Seeing the birth You may want to ask the obstetrician to lower the drape between your upper body and your belly so that you can see the birth of your baby. Adjusting mirrors in the room may also be a possibility.

Contact with the baby Ask that you be allowed to see your baby as soon as possible after the birth. Your partner can hold the baby against your cheek so that you can feel her. While some babies need special care after the birth and are taken to the nursery, you can insist on seeing your baby first, even for a few seconds. It may be hours before you are mobile enough to get to the special care nursery yourself.

Personal touches If you wish to take photos or make a video of the birth, ask hospital staff for permission. Decide who you want to announce the sex of your baby: the doctor, your partner or you when you are able to see for yourself. Play music of your choice. After you are stitched up, you can ask to see the umbilical cord and attached placenta that accompanied your baby in the womb.

Breastfeeding Your birth plan should include information about breastfeeding your baby in the event of a C-section. A few women have been helped to breastfeed their babies while being stitched. Most babies go with their mothers to the recovery room after the surgery is complete and feed there. Ask for help in breastfeeding your baby. If your baby needs to go to the nursery make it clear whether or not you want your baby to be supplemented.

Hospital postpartum Who will help you breastfeed, change and soothe the baby, as well as help you to the bathroom as you are recovering from surgery? Ask a friend or family member to plan to stay the first night with you in hospital if your baby is born by Caesarean. (Your partner may be too exhausted after a long labour.) Alternatively, you may ask the staff to take your baby to the nursery for the night and bring her to you for feedings.

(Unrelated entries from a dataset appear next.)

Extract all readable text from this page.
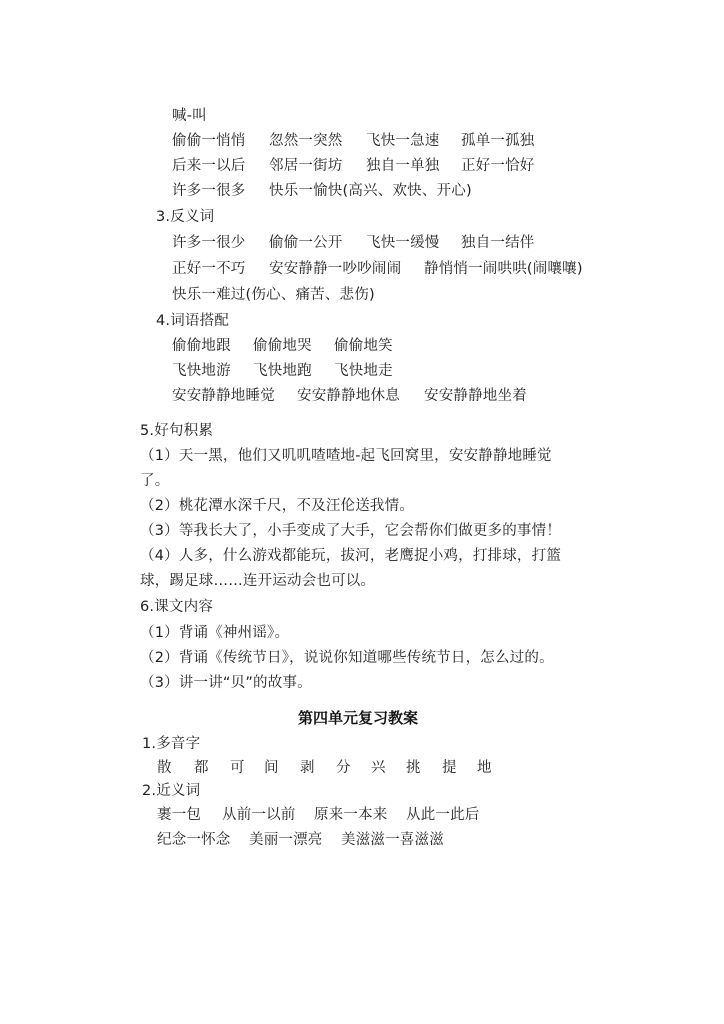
喊-叫
偷偷一悄悄 忽然一突然 飞快一急速 孤单一孤独
后来一以后 邻居一街坊 独自一单独 正好一恰好
许多一很多 快乐一愉快(高兴、欢快、开心)
3.反义词
许多一很少 偷偷一公开 飞快一缓慢 独自一结伴
正好一不巧 安安静静一吵吵闹闹 静悄悄一闹哄哄(闹嚷嚷)
快乐一难过(伤心、痛苦、悲伤)
4.词语搭配
偷偷地跟 偷偷地哭 偷偷地笑
飞快地游 飞快地跑 飞快地走
安安静静地睡觉 安安静静地休息 安安静静地坐着
5.好句积累
（1）天一黑，他们又叽叽喳喳地-起飞回窝里，安安静静地睡觉
了。
（2）桃花潭水深千尺，不及汪伦送我情。
（3）等我长大了，小手变成了大手，它会帮你们做更多的事情！
（4）人多，什么游戏都能玩，拔河，老鹰捉小鸡，打排球，打篮
球，踢足球……连开运动会也可以。
6.课文内容
（1）背诵《神州谣》。
（2）背诵《传统节日》，说说你知道哪些传统节日，怎么过的。
（3）讲一讲“贝”的故事。
第四单元复习教案
1.多音字
散 都 可 间 剥 分 兴 挑 提 地
2.近义词
裹一包 从前一以前 原来一本来 从此一此后
纪念一怀念 美丽一漂亮 美滋滋一喜滋滋
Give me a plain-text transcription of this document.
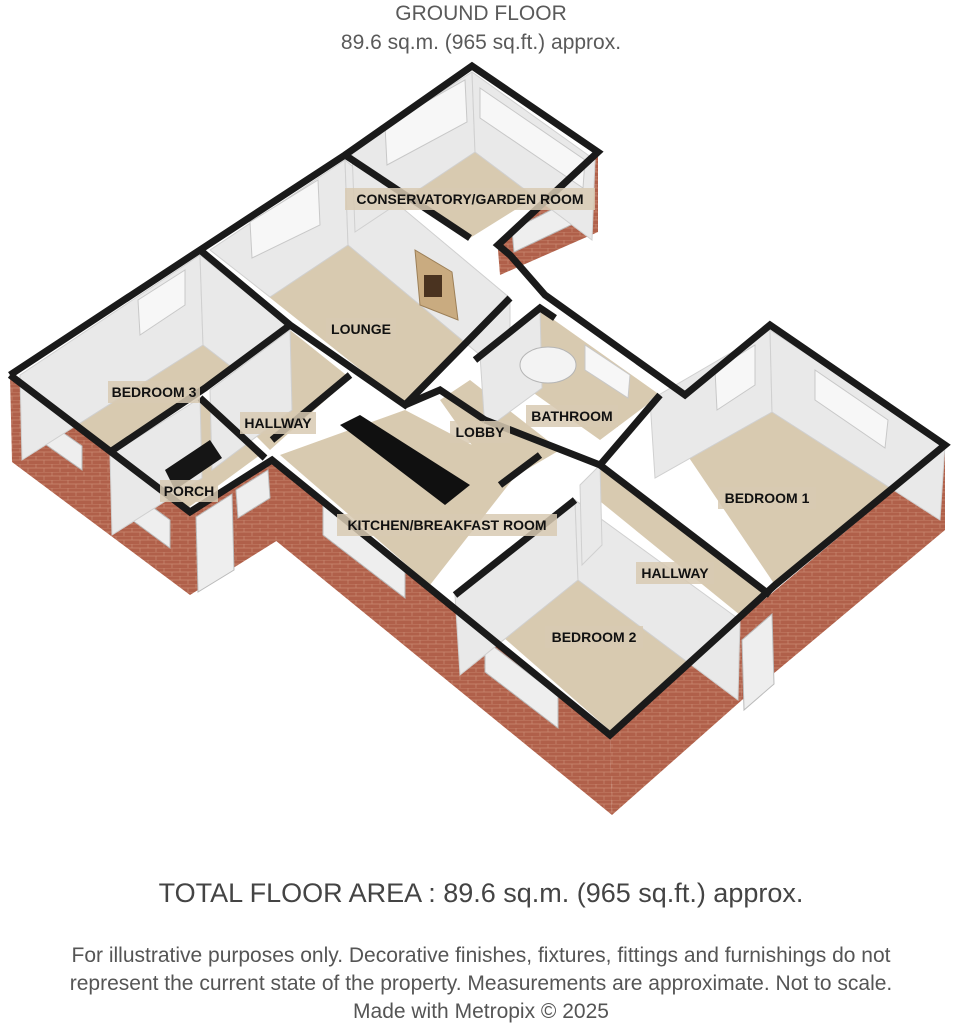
GROUND FLOOR
89.6 sq.m. (965 sq.ft.) approx.
CONSERVATORY/GARDEN ROOM
LOUNGE
BEDROOM 3
HALLWAY
PORCH
KITCHEN/BREAKFAST ROOM
LOBBY
BATHROOM
BEDROOM 1
HALLWAY
BEDROOM 2
TOTAL FLOOR AREA : 89.6 sq.m. (965 sq.ft.) approx.
For illustrative purposes only. Decorative finishes, fixtures, fittings and furnishings do not
represent the current state of the property. Measurements are approximate. Not to scale.
Made with Metropix © 2025
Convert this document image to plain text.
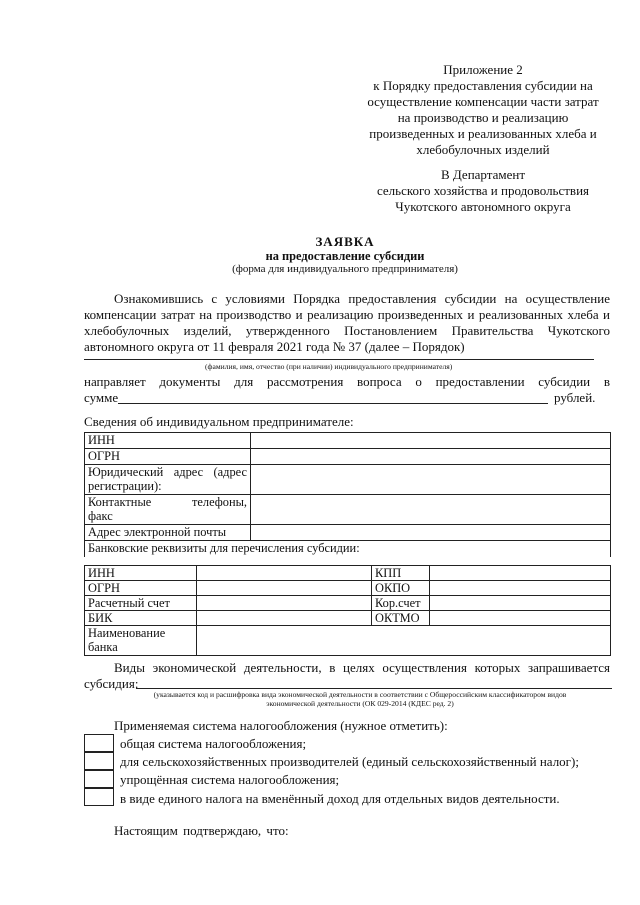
Приложение 2
к Порядку предоставления субсидии на
осуществление компенсации части затрат
на производство и реализацию
произведенных и реализованных хлеба и
хлебобулочных изделий
В Департамент
сельского хозяйства и продовольствия
Чукотского автономного округа
ЗАЯВКА
на предоставление субсидии
(форма для индивидуального предпринимателя)
Ознакомившись с условиями Порядка предоставления субсидии на осуществление
компенсации затрат на производство и реализацию произведенных и реализованных хлеба и
хлебобулочных изделий, утвержденного Постановлением Правительства Чукотского
автономного округа от 11 февраля 2021 года № 37 (далее – Порядок)
(фамилия, имя, отчество (при наличии) индивидуального предпринимателя)
направляет документы для рассмотрения вопроса о предоставлении субсидии в
сумме	рублей.
Сведения об индивидуальном предпринимателе:
ИНН	
ОГРН	

Юридический адрес (адрес
регистрации):	

Контактные телефоны,
факс	

Адрес электронной почты	
Банковские реквизиты для перечисления субсидии:	
ИНН		КПП	
ОГРН		ОКПО	
Расчетный счет		Кор.счет	
БИК		ОКТМО	

Наименование
банка			

Виды экономической деятельности, в целях осуществления которых запрашивается
субсидия:
(указывается код и расшифровка вида экономической деятельности в соответствии с Общероссийским классификатором видов
экономической деятельности (ОК 029-2014 (КДЕС ред. 2)
Применяемая система налогообложения (нужное отметить):
общая система налогообложения;
для сельскохозяйственных производителей (единый сельскохозяйственный налог);
упрощённая система налогообложения;
в виде единого налога на вменённый доход для отдельных видов деятельности.
Настоящим подтверждаю, что:
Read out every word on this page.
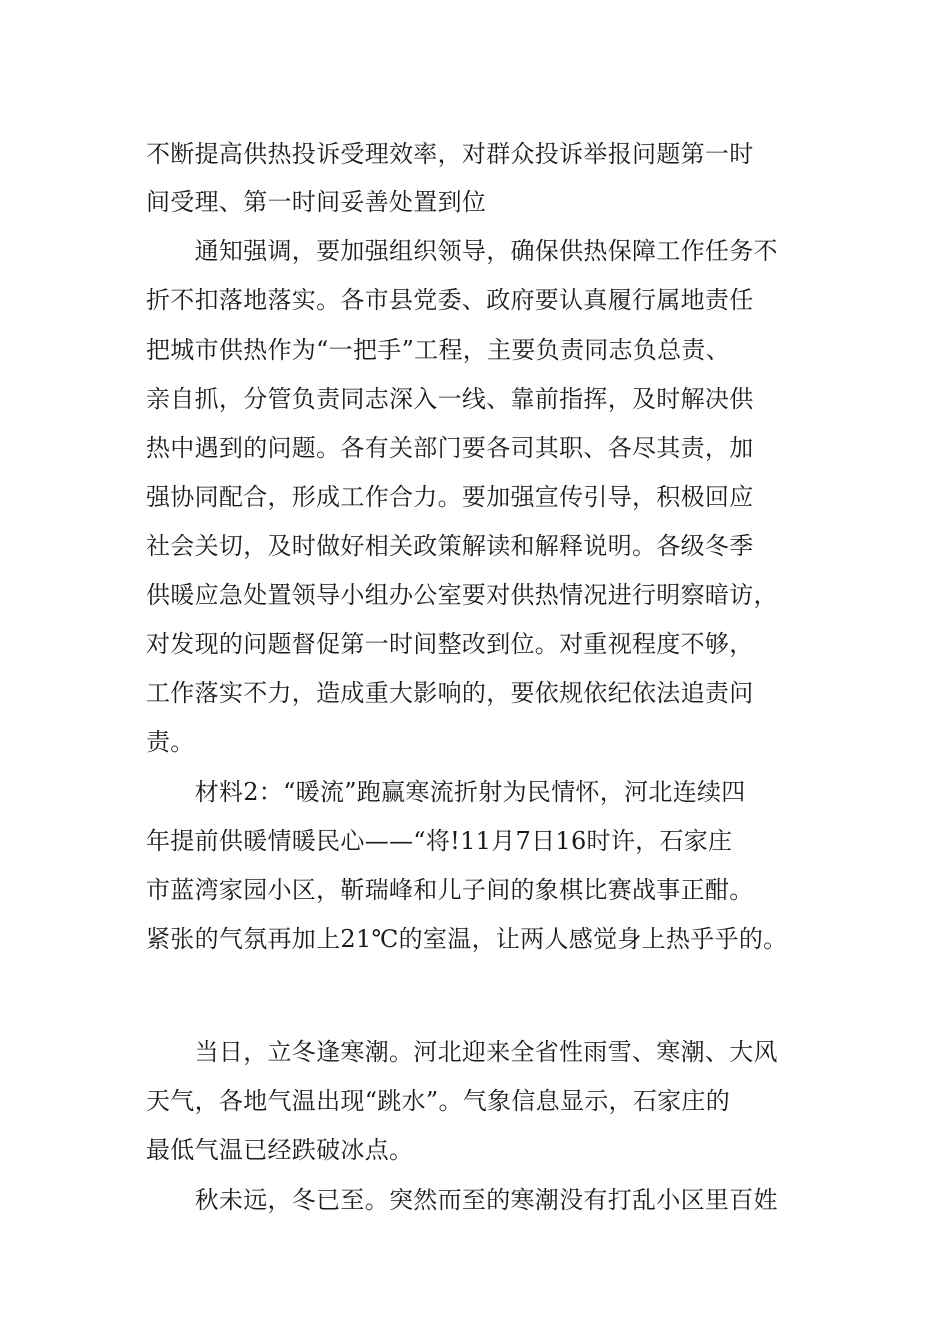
不断提高供热投诉受理效率，对群众投诉举报问题第一时

间受理、第一时间妥善处置到位

　　通知强调，要加强组织领导，确保供热保障工作任务不

折不扣落地落实。各市县党委、政府要认真履行属地责任

把城市供热作为“一把手”工程，主要负责同志负总责、

亲自抓，分管负责同志深入一线、靠前指挥，及时解决供

热中遇到的问题。各有关部门要各司其职、各尽其责，加

强协同配合，形成工作合力。要加强宣传引导，积极回应

社会关切，及时做好相关政策解读和解释说明。各级冬季

供暖应急处置领导小组办公室要对供热情况进行明察暗访，

对发现的问题督促第一时间整改到位。对重视程度不够，

工作落实不力，造成重大影响的，要依规依纪依法追责问

责。

　　材料2：“暖流”跑赢寒流折射为民情怀，河北连续四

年提前供暖情暖民心——“将!11月7日16时许，石家庄

市蓝湾家园小区，靳瑞峰和儿子间的象棋比赛战事正酣。

紧张的气氛再加上21℃的室温，让两人感觉身上热乎乎的。

　　当日，立冬逢寒潮。河北迎来全省性雨雪、寒潮、大风

天气，各地气温出现“跳水”。气象信息显示，石家庄的

最低气温已经跌破冰点。

　　秋未远，冬已至。突然而至的寒潮没有打乱小区里百姓
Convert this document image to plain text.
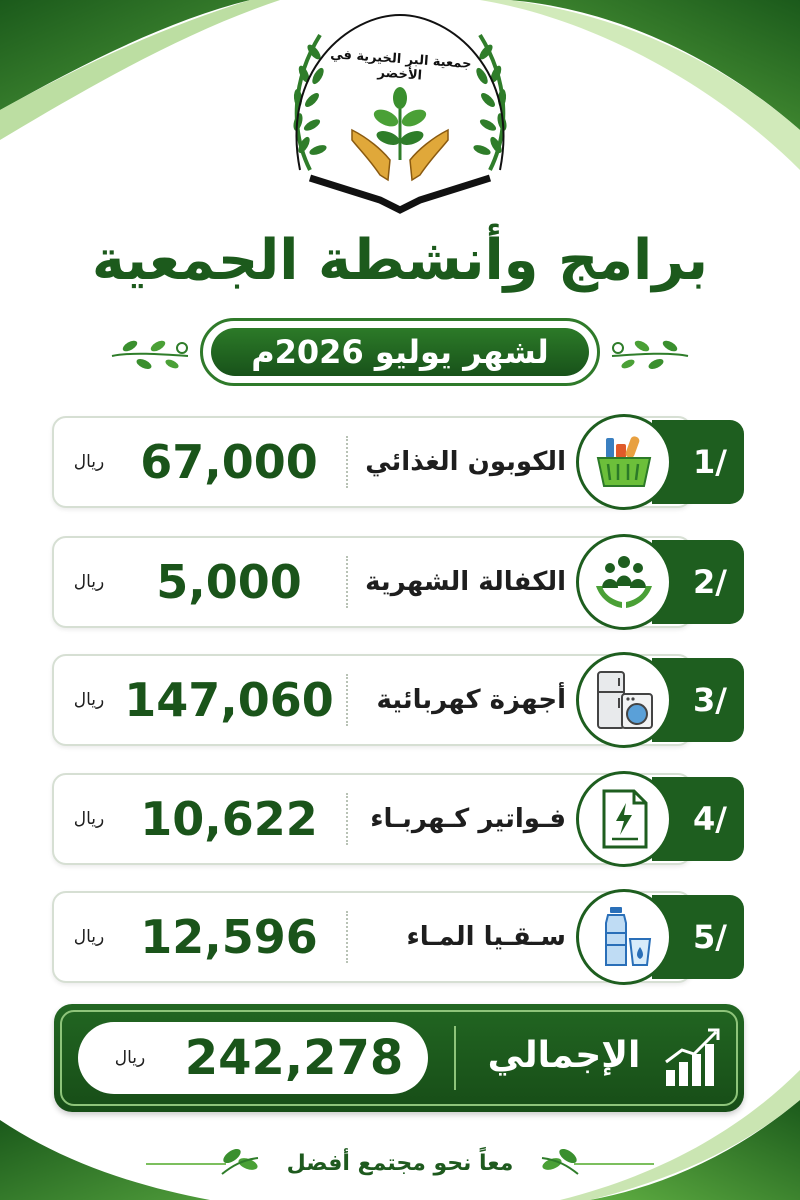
جمعية البر الخيرية في الأخضر
برامج وأنشطة الجمعية
لشهر يوليو 2026م
/1
الكوبون الغذائي
67,000
ريال
/2
الكفالة الشهرية
5,000
ريال
/3
أجهزة كهربائية
147,060
ريال
/4
فـواتير كـهربـاء
10,622
ريال
/5
سـقـيا المـاء
12,596
ريال
242,278
ريال	الإجمالي
معاً نحو مجتمع أفضل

Annis, while acknowledging that many of your plans may have to be surrendered in a Caesarean birth advises, “Have a bottom line. Know what is most important in your Caesarean birth plan.”

Emotional Recovery:
What helps?

Women who give birth by Caesarean need both physical assistance and acceptance of their emotional responses. “People only want to pay attention to the baby, but you’ve just had major abdominal surgery. If I’d had appendicitis more people would have helped me to the bathroom. What would help is if people would bring meals to your door and ask, “What do you need to help you get better now?” says Catrina Girotti.

Women feel excluded because they did not have a vaginal birth. Brenda Cohen explains, “When you say you’ve had a Caesarean section, no one asks you any of the details. I ask now.”

Bonnie Annis finds it particularly annoying when people say, “Look, it’s a Caesarean baby. What a beautiful round head.” She asks, “Who cares? It doesn’t make up for anything.”

Girotti suggests people respond this way when they learn a women has had a Caesarean, “I’m really sorry you had a Caesarean. It must have been tough. I’m glad your baby is okay and I’m glad you’re okay.” Like other women, Girotti feels angry when she says she’s upset by the way her birth went and people tell her she should just be glad she has a healthy baby. “Don’t invalidate my feelings,” she responds.

Wendi Gardiner’s partner is sympathetic but she admits, “I don’t think that he sees the magnitude of the disappointment that it was. To this day I think he looks at me like I’m daft because I still cry very easily about it.” Partners may be surprised by how often women want to review their experience. The partner’s role is to listen, and accept that for many women processing a complicated birth can take a long time.

It’s not easy to accept the physical scar left by the incision but others can help. Girotti says, “You need your partner to acknowledge that it hurts and will leave a scar. My husband said, ‘I’m going to see that scar and remember for the rest of my life that that is where the baby came from.’ I really liked that.”